I would say the other important point to that is we have -- the team has established over time, a significant number of very different, discrete SKUs that are very, very specific, I think, in polyols alone, just on products alone, not to even mention packaging. There are over 50 different polyols that we have that have been sort of specifically designed in order to achieve very specific and demanding performance characteristic. So being successful in a broad range of derivatized products takes a lot more than just kind of deciding you want to do it. There's a lot of customer intimate time-related hoops to jump through as Stephen just said, in order to gain any kind of customer kind of validation, confidence and then a position. So it would certainly take some time.

Operator

operator
#64

We've reached end of our question-and-answer session. I'd like to turn the floor back over to Dan at this time.

Daniel Gallagher

executive
#65

Thank you, Kevin. We have a question from -- that was submitted via e-mail, question from Chris Kapsch of Loop Capital Markets. In the coatings space, phasing out or diminishing VOCs has been a theme literally for decades. Is there still runway on this trend in the context of a growth opportunity for caprolactones, and in terms of the sustainability theme?
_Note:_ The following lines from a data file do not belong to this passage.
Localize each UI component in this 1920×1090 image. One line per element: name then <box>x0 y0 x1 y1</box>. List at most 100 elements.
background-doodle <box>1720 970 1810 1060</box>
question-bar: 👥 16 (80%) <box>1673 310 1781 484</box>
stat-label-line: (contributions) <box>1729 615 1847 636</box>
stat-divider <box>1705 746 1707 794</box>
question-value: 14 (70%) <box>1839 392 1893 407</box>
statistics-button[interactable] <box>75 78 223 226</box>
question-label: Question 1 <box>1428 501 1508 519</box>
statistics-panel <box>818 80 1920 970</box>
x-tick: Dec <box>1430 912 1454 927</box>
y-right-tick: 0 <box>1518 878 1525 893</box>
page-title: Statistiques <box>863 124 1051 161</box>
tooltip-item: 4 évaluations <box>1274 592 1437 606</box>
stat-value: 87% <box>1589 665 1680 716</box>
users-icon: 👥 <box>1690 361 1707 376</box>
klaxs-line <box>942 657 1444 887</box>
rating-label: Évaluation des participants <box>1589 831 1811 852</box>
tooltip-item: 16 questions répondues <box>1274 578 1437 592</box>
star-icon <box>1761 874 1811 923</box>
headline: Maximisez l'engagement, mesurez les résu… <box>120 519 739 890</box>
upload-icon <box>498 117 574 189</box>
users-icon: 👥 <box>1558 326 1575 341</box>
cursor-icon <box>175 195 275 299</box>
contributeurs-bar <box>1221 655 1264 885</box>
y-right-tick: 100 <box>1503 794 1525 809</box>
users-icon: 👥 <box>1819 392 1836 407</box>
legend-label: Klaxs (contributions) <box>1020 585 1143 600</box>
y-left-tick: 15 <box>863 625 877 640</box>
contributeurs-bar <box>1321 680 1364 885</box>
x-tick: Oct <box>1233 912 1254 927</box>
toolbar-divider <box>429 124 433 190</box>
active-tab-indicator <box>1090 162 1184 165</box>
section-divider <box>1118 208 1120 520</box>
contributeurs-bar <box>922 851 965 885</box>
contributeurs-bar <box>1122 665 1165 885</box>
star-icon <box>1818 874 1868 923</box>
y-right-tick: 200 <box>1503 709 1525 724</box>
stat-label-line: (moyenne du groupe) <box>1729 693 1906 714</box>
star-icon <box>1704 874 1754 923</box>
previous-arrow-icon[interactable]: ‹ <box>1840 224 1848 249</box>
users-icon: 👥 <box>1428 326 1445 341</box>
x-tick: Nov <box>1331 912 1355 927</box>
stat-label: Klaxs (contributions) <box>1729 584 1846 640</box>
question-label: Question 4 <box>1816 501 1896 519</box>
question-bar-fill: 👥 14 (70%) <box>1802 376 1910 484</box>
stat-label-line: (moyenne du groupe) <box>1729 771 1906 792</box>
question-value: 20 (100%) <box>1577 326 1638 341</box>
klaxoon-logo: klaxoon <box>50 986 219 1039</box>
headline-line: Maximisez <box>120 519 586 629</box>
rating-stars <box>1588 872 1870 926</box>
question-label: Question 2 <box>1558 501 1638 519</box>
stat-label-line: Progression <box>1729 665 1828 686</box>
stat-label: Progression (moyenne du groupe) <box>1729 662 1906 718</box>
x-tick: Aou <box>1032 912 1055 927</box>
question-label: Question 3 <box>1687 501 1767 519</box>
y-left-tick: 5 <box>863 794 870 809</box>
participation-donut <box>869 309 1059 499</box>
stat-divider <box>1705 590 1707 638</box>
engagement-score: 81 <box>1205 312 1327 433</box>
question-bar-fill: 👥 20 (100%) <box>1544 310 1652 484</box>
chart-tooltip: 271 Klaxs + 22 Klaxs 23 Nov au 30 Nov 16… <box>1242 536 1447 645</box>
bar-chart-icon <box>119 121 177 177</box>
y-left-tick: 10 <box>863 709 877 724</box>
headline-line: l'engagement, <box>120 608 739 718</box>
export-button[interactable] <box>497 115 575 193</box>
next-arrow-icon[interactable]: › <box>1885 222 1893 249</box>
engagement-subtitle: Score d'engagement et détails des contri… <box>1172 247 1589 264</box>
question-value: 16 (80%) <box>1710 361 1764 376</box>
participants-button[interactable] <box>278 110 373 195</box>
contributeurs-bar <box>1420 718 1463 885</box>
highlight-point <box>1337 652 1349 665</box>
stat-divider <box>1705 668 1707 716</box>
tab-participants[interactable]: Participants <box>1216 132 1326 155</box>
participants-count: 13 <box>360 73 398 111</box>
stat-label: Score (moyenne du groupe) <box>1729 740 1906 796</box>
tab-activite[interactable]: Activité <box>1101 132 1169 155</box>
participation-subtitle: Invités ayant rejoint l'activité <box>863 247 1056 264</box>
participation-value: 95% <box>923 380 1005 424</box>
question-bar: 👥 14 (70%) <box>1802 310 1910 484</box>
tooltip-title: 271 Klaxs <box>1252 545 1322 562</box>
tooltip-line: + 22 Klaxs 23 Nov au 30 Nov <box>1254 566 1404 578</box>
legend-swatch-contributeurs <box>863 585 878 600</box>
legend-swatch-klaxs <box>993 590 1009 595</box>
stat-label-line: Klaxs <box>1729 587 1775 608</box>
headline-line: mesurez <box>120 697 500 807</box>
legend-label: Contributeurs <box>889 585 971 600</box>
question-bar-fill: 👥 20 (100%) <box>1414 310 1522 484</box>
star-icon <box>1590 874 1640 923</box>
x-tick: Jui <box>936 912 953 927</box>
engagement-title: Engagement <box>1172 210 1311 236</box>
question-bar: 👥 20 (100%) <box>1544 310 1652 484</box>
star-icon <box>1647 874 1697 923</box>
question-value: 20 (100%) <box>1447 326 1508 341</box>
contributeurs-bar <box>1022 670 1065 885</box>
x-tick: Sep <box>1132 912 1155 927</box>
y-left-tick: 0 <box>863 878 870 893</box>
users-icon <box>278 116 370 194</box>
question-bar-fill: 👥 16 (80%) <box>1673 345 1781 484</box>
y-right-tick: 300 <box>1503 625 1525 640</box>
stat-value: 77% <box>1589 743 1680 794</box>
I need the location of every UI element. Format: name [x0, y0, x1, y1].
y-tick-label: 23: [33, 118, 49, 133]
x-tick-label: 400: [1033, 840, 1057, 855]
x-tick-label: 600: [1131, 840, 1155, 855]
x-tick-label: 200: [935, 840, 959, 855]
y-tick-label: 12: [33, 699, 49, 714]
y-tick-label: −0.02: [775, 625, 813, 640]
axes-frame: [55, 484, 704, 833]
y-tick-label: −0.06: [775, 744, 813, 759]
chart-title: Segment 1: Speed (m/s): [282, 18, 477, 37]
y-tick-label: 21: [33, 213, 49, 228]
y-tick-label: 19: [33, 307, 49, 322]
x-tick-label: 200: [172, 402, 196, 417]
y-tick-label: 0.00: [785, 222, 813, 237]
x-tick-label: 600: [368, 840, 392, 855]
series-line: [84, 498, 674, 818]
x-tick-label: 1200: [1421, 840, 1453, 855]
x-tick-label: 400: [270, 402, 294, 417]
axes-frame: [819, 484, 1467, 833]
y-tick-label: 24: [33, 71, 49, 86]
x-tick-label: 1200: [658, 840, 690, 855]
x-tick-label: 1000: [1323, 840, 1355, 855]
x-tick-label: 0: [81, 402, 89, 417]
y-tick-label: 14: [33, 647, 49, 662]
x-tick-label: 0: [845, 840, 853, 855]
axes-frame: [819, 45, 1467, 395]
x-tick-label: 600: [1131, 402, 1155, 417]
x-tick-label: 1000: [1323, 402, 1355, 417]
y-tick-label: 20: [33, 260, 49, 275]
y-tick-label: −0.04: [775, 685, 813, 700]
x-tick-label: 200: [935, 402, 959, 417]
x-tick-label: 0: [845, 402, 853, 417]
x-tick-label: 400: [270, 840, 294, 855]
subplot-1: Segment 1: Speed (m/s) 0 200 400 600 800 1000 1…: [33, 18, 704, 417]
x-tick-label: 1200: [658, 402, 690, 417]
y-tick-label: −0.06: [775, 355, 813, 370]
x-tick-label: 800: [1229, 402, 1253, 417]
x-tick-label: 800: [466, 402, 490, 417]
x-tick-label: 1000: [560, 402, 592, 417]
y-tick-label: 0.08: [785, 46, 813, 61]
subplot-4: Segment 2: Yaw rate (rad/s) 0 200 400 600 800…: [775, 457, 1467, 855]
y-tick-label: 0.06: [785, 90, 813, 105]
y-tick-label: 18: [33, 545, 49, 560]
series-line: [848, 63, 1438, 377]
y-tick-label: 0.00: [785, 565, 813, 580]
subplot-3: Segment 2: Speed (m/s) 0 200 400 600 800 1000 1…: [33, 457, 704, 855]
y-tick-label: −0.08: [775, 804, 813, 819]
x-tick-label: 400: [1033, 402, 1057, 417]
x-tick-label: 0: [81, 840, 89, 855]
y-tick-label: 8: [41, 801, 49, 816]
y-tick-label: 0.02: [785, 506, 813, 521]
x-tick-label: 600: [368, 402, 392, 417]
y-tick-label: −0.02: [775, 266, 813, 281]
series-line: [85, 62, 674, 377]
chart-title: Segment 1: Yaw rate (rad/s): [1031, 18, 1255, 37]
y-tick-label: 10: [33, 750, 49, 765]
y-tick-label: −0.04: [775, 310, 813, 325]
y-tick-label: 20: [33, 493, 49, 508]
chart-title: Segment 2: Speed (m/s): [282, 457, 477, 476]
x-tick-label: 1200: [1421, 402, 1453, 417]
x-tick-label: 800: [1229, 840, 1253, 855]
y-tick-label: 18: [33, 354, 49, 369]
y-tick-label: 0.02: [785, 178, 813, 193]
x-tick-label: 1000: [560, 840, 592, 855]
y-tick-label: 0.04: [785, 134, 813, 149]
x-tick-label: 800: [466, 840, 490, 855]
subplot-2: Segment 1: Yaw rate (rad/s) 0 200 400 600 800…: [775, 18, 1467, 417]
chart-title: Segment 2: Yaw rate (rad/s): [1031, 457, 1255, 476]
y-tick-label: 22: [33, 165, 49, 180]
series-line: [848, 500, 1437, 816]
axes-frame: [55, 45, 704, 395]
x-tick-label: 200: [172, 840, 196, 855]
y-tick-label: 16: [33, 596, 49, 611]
And how does caprolactone compare to alternative solution in terms of coatings performance and/or cost of ownership for the coatings formulator?

Michael Smith

executive
#66

Great question. Stephen, were you able to hear that from Dan?

Stephen Lewis

executive
#67

I caught some of it. It's clearly a very in-depth question on the positioning of caprolactone versus other substitute in coating areas. I think I'll just address the first part with regards to reducing VOC. The gentleman is completely right. Of course, you'll see reduction has been out for many, many years. However, where caprolactone comes in is that, again, it's low viscosity when I talk about polyols here now and the ability to basically improve the performance of an adhesive system, for example. So it's all one thing to take out VOC or to reduce VOC and substitute something, but it's all about increasing the performance of the final system at the same time and this is where caprolactone starts to win out.

Michael Smith

executive
#68

Thank you, Stephen, and thanks for that question.

Daniel Gallagher

executive
#69

Got one more question from email. This is from Jonathan Lop from Eagle Capital Partners. I was curious if Stephen or Mike could talk about the potential of producing monomer in the U.S.? How much capacity, what products and what is the process to be able to do that?

Michael Smith

executive
#70

Well, at this time, that is not part of our approach. Well, obviously, it could be done. It would require a significant new greenfield plant to manufacture it. We believe that our position in our plant in Warrington in the U.K. to manufacturing monomer, given its capability, its strength, the precision that's required in order to do it, the significant investment that has been made in that site over time, makes it likely the best place for us to continue to expand our monomer capacity. But then as indicated, when we look at making derivatives, putting derivative capacity into regions outside of Europe. So it would be a significant investment in hurdle for anyone, including ourselves, to build a new greenfield monomer plant. And so clearly, for us, we believe the strategy to take the derivatives outside of the U.K. is the right one and keep the monomer production there.

Daniel Gallagher

executive
#71

Thanks for that answer, Mike. This is Dan again. We don't have any more questions at this time. We've run a little bit over. We want to thank everyone, especially those that held on with us this extra 4 or 5 minutes. Thank you for taking your time out of your day. The next webinar will be in a couple of weeks covering industrial specialties and oilfield. We look forward to seeing you or hearing from you at that time. And have a great rest of the day, and have a great weekend.

Operator

operator
#72

Thank you. That does conclude today's teleconference. You may disconnect your lines at this time, and have a wonderful day. We thank you for your participation today.